Thursday, June 25, 2009

Up, Up, and Away (Again)

Despite the rain, Ben Ellis from North Timber Associates, has moved right along on our second floor.  The rest of the walls went up quickly; then they started on the roof, ridge beam and one purlin beam first.  They assembled three roof panels then lifted the whole piece into place.  The goal was to get the purlin beams covered as much as possible before the next rain storm moved in.  Tomorrow they will finish the roof and hopefully install the cupola before the weekend.  Our windows arrived yesterday from Anderson (via Forestville Lumber, Plainville, CT).  I've been in charge of the windows from the beginning (design, placement, ordering, etc.) so I am quite nervous and very anxious to see them on-site and installed.  So far I feel pretty good about how the placement of the windows, or should I say openings, have turned out in the house.
Nola and Oslo are getting used to spending lots of time at the jobsite watching (or in Nola's case exploring the various construction debris scattered around on the ground.  She really likes those plastic strips used to wrap building materials (she's 2 for those who don't know her personally).  Oslo, age 8, had the privilege of operating the crane today - he moved the hook up, down, and swung the arm once.

Wednesday, June 17, 2009

Our Bubbling Brook is a Raging River

After 10 days of sporadic rain and thunderstorms our cute little brook is a raging river.  We could hear the water from our house, not a usual occurrence.  The rain hasn't slowed down construction of our house, but I do worry about all that moisture that went straight down into our foundation earthbox.  Hopefully the water will drain down though the sand and find it's way through the joints in the insulation.  We did install a vapor barrier on top of the earthbox, so the moisture should not come up into the slab.  Last week the mechanical subs were busy laying drain lines, water lines, electrical conduit, and radiant tubing which will all be within a 5" concrete slab.  The picture above shows Oslo next to the radiant tubing manifolds (protected inside the OSB boxes) and the water lines coming up into the mechanical room.  The smaller manifold box contains the tubing for the earthbox (it's actually not smaller, it's lower because it's within the sandbed).  The PEX tubing that crosses the other lines will actually house a slab temperature sensor.  The slab was skillfully poured yesterday by our concrete subcontractor.  Those guys (Design Concrete from Danbury, CT) knew how to work with concrete!  Our slab is so smooth and even - the floor is going to look great after we stain it.  The kids loved watching the concrete trucks and all the different spreading/float tools the guys used.  Then, of course, the obligatory hand print in the concrete floor was the highlight!
Today the carpenters started the interior framing; installing the beams, posts, and floor trusses for the second level.  The glu-lam beams and posts in the kitchen and living area will be exposed - we'll sand and treat them with oil to bring out the color.  Things are moving really fast now.

Thursday, June 4, 2009

Up, Up, and Away

Less than a week later and look where we are!! The SIP installer arrived on site on Tuesday and was done putting up the first floor walls by Wednesday evening.
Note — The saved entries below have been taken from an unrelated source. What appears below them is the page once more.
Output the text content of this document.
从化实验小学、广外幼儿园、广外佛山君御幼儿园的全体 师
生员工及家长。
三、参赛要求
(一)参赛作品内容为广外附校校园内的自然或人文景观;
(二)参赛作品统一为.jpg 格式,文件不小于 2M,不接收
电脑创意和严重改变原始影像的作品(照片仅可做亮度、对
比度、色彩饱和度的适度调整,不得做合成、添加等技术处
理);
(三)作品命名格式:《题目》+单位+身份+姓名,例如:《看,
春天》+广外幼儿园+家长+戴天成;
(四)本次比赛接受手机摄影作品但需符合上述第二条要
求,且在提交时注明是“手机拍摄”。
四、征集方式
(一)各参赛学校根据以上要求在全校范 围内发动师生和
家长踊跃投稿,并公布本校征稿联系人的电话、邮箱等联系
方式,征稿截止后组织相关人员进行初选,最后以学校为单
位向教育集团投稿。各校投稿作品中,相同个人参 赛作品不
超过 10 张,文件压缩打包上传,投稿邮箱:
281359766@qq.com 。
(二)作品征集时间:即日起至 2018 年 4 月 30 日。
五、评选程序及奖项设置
It was amazing to watch the crane lift the panels while four workers wrestled the panels into perfect position. They started on the north side of the house and moved clockwise around. The larger portion in the center of the south side contains structural supports due to the windows and thus extends to the roof in one piece. It was great to stand in the middle of the house and look out the window openings at the trees and surrounding landscape.
I love the positions of the windows, both their proximity to the ground and their height. It makes you feel like you are standing outside. We really agonized over the window positions and sizes during the design of the house, and so far they look great. In the picture to the right, the view is looking south out the living room windows toward the kids playscape. That is where I spend much of my time swinging Nola and watching the progress. We will be starting all the mechanicals in the slab (plumbing, electrical, and radiant tubing) next week. After consultation with our Energy Star (HERS-Home Energy Rating System) rater, we decided to put a vapor barrier between the earthbox sand layer and the poured slab. We hired the HERS rater to do the Energy Star certification for the house. This has to be done in order to qualify for all the state and federal incentives (cash rebates and tax benefits). We also found out last week that our house was chosen as a finalist in the Connecticut Zero Energy Challenge. A website will be launched soon, by Connecticut Light and Power Co. and the Connecticut Clean Energy Fund, that features all the finalists and their projects. We'll include more information and links when we know more.